Decidieron pasarse por la calle de las Mulas, y allí, en Pepico del Tío Ginés saludaron al dueño, el propio Pepico, sentado en una silla de mimbre a la puerta de su establecimiento. Pudieron picotear a su antojo degustando los pequeños bocadillos de atún y mahonesa o de bonito que tan famosos se habían hecho y que llamaban blayers.
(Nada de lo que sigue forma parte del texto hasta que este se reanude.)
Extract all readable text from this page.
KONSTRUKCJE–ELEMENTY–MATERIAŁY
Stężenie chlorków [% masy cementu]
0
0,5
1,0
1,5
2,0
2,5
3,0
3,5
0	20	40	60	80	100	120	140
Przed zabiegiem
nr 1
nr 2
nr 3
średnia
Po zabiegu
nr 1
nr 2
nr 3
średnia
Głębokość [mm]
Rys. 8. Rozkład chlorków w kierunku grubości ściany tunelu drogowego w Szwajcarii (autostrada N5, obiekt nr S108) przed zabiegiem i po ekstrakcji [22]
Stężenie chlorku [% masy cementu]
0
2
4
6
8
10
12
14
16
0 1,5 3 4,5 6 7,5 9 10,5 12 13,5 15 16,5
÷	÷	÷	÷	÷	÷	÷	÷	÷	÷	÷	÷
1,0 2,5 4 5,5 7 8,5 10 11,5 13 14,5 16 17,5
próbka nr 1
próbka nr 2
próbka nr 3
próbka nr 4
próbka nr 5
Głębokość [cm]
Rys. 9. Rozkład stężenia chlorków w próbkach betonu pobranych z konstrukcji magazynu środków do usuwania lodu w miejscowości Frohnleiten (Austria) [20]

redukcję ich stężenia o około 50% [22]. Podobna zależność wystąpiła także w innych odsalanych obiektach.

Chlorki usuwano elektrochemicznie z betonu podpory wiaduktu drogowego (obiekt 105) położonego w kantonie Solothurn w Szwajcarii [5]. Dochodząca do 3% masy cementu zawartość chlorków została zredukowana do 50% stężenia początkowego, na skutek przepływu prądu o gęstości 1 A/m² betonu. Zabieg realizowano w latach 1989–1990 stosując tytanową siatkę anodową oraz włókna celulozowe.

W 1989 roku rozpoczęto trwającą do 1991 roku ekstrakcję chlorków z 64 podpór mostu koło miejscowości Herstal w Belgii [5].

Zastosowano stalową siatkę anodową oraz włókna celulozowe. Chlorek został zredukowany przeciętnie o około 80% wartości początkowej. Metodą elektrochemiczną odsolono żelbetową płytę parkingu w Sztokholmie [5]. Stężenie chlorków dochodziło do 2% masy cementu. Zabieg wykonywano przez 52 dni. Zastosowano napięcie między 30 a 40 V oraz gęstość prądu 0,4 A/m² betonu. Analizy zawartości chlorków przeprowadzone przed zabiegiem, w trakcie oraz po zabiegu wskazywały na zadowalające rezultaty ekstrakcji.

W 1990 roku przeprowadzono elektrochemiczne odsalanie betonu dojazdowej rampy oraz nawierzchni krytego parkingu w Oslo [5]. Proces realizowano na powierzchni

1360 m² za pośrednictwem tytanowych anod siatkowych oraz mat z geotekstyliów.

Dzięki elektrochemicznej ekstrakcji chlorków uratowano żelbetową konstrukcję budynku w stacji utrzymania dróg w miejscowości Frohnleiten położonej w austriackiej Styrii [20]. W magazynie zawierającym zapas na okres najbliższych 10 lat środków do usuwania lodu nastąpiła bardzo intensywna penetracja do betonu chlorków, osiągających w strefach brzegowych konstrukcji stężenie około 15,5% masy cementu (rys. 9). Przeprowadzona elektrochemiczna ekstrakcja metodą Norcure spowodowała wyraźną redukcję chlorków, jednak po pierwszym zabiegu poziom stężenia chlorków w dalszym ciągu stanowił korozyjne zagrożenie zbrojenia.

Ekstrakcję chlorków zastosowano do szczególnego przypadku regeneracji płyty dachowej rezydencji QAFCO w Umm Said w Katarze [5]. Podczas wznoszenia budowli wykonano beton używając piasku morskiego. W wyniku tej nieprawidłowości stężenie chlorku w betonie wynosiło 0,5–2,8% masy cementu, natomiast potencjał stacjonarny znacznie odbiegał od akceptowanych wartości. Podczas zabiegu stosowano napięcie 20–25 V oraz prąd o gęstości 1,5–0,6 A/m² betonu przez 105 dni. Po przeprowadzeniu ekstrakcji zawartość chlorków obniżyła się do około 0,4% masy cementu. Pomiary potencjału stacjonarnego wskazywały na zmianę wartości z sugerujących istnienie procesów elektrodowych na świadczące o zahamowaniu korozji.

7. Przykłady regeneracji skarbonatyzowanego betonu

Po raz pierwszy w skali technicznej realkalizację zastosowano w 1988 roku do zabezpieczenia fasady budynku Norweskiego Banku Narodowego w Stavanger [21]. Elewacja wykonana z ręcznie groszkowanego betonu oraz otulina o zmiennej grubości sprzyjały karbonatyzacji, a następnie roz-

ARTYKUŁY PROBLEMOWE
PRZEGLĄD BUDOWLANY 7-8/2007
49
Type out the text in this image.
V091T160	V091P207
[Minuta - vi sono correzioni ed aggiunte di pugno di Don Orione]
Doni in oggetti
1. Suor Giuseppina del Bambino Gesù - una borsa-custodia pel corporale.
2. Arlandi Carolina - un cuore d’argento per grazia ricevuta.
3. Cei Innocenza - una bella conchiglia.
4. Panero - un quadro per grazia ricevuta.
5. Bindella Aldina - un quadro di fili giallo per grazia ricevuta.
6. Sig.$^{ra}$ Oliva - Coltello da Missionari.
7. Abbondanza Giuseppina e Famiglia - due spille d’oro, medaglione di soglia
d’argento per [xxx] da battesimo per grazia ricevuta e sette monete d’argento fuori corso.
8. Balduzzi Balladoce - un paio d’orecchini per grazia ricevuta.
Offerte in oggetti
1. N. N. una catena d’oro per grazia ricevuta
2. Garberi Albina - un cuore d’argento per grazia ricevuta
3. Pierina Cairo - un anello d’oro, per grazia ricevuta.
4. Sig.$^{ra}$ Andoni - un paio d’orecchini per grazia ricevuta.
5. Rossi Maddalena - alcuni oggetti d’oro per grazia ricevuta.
Eran las dos y media cuando Alsina se fue a echar la siesta a la pensión.
La comida
El sábado, el detective llegó a casa de Ruiz Funes a eso de las dos y cuarto. Ya habían llegado varios invitados que departían en el amplio salón de Joaquín, quien, junto a Blas Armiñana, recibía a los recién llegados con una copa en la mano, un Martini Bianco. Alsina se fijó en que los dos hombres se daban la mano como una pareja.
– Cierra la boca -dijo Joaquín con gracia-. Te va a entrar una mosca.
– ¿Vosotros… vosotros sois novios? -preguntó señalándoles con el dedo y con una cara de sorpresa que casi resultaba cómica.